Feature | Shared IP | Dedicated IP |
Who uses it? | Multiple Omnisend users | Your brand only |
Sender reputation | Managed by Omnisend + collective user behavior | Controlled solely by your sending practices |
Recommended volume | Any (ideal for <300K emails/week) | 300K+ emails/week |
Warmup required? | No – IPs are pre-warmed | Yes – 15–30 days |
Best for | Growing brands, irregular sending schedules | Brands with consistent volume |
Dedicated IP Pros and Cons
Pros
Full control over sender reputation – your practices alone determine deliverability.
Better deliverability (if you follow best practices) – no risk from other senders' behavior.
Transparency – you can monitor your IP's reputation at inbox providers.
Cons
Warmup required – new IPs have no volume history; inbox providers throttle cold IPs. Warmup takes 15–30 days with gradual volume increases.
High responsibility – poor list hygiene, high bounce rates, or irregular sending can harm your reputation.
Volume dependency – you must send consistently to maintain reputation. Sporadic sending causes reputation decay.
How to Get a Dedicated IP?
To get a dedicated IP in Omnisend, contact our Support Team via in-app chat or at [email protected]. They will ask for:
Your current weekly sending volume.
Screenshots from Google Postmaster showing Domain Reputation and Spam Rate (last 120 days).
Your bounce rate and spam complaint metrics.
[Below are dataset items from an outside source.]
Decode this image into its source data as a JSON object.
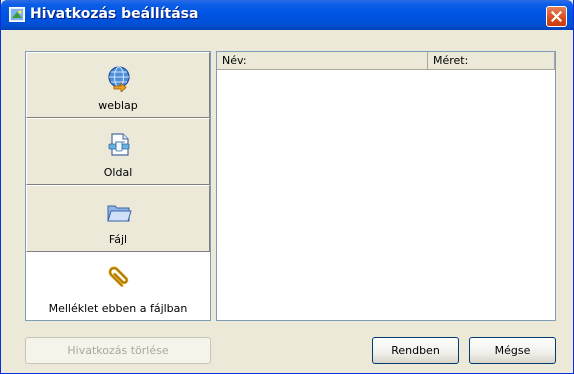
{
  "window": {
    "title": "Hivatkozás beállítása",
    "title_icon": "link-settings-icon",
    "accent": "#0054e3",
    "close_color": "#d94f1d"
  },
  "sidebar": {
    "items": [
      {
        "label": "weblap",
        "icon": "web-globe-icon",
        "active": false
      },
      {
        "label": "Oldal",
        "icon": "page-icon",
        "active": false
      },
      {
        "label": "Fájl",
        "icon": "folder-icon",
        "active": false
      },
      {
        "label": "Melléklet ebben a fájlban",
        "icon": "paperclip-icon",
        "active": true
      }
    ]
  },
  "list": {
    "columns": [
      {
        "label": "Név:"
      },
      {
        "label": "Méret:"
      }
    ],
    "rows": []
  },
  "buttons": {
    "remove_link": "Hivatkozás törlése",
    "ok": "Rendben",
    "cancel": "Mégse"
  }
}
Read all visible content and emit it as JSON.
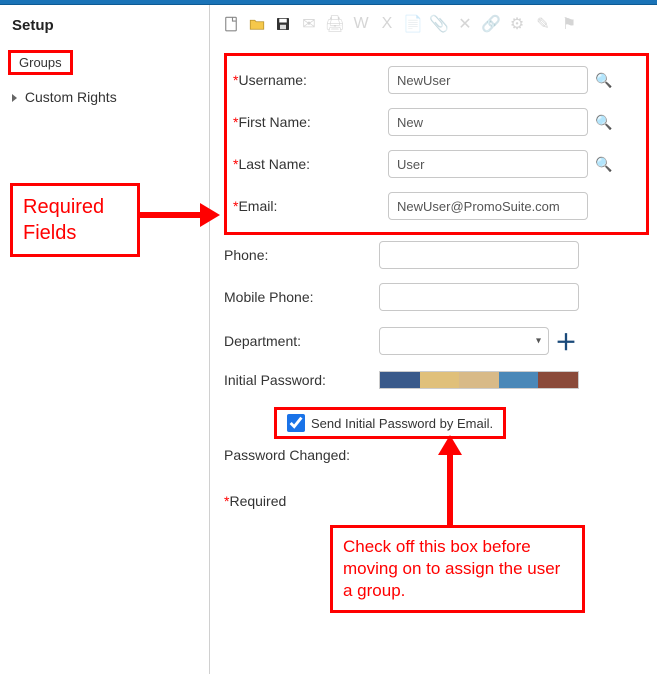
{
  "sidebar": {
    "title": "Setup",
    "items": [
      {
        "label": "Groups"
      },
      {
        "label": "Custom Rights"
      }
    ]
  },
  "toolbar": {
    "new_tip": "New",
    "open_tip": "Open",
    "save_tip": "Save"
  },
  "form": {
    "username_label": "Username:",
    "username_value": "NewUser",
    "firstname_label": "First Name:",
    "firstname_value": "New",
    "lastname_label": "Last Name:",
    "lastname_value": "User",
    "email_label": "Email:",
    "email_value": "NewUser@PromoSuite.com",
    "phone_label": "Phone:",
    "phone_value": "",
    "mobile_label": "Mobile Phone:",
    "mobile_value": "",
    "department_label": "Department:",
    "department_value": "",
    "initialpw_label": "Initial Password:",
    "sendpw_label": "Send Initial Password by Email.",
    "sendpw_checked": true,
    "pwchanged_label": "Password Changed:",
    "pwchanged_value": "",
    "required_footnote": "Required"
  },
  "annotations": {
    "required": "Required Fields",
    "checkbox_note": "Check off this box before moving on to assign the user a group."
  }
}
Our Deliverability team will evaluate your account and determine if you qualify, or recommend alternatives like IP pool switching or list quality improvements.
FAQ
Can I request a dedicated IP if I'm sending fewer than 300K emails/week?
No. Dedicated IPs are only recommended for senders with a consistent volume of 300,000+ emails per week. Lower-volume senders perform better on our shared IPs, which have established reputations with major providers like Gmail and Yahoo. If you're experiencing deliverability issues, contact Support to explore alternatives like IP pool switching or list quality optimization.
Can I switch back to a shared IP?
Yes. Contact Omnisend Support if your sending volume drops or if a dedicated IP no longer fits your needs.
Does a dedicated IP guarantee better deliverability?
No. Deliverability depends on list quality, engagement, and warmup adherence. A dedicated IP only helps if you follow best practices.
How long does warmup take?
Typically 15–30 days, depending on your sending volume.
What happens if I send irregularly on a dedicated IP?
Inbox providers may flag your IP as inconsistent, reducing deliverability. If you can't send consistently, a shared IP is safer.
My shared IP has poor reputation. Can I switch to a better shared IP instead of a dedicated IP?
Yes. Our Deliverability team can evaluate your account and may be able to move you to a different shared IP pool with better reputation. This is often a faster solution than dedicated IP warmup. Contact Support and request an IP pool evaluation. Include screenshots from Google Postmaster showing your domain reputation and spam rate (last 120 days).
Will a dedicated IP fix my deliverability issues?
Not always. A dedicated IP only helps if you have high sending volume (300K+ emails/week), excellent list quality (bounce rate <4%, spam complaints <0.3%), and strong sender practices. If deliverability issues stem from poor list quality, unengaged subscribers, or content problems, a dedicated IP will make things worse as you'll be solely responsible for building reputation from scratch. Fix list quality and engagement first, then consider a dedicated IP.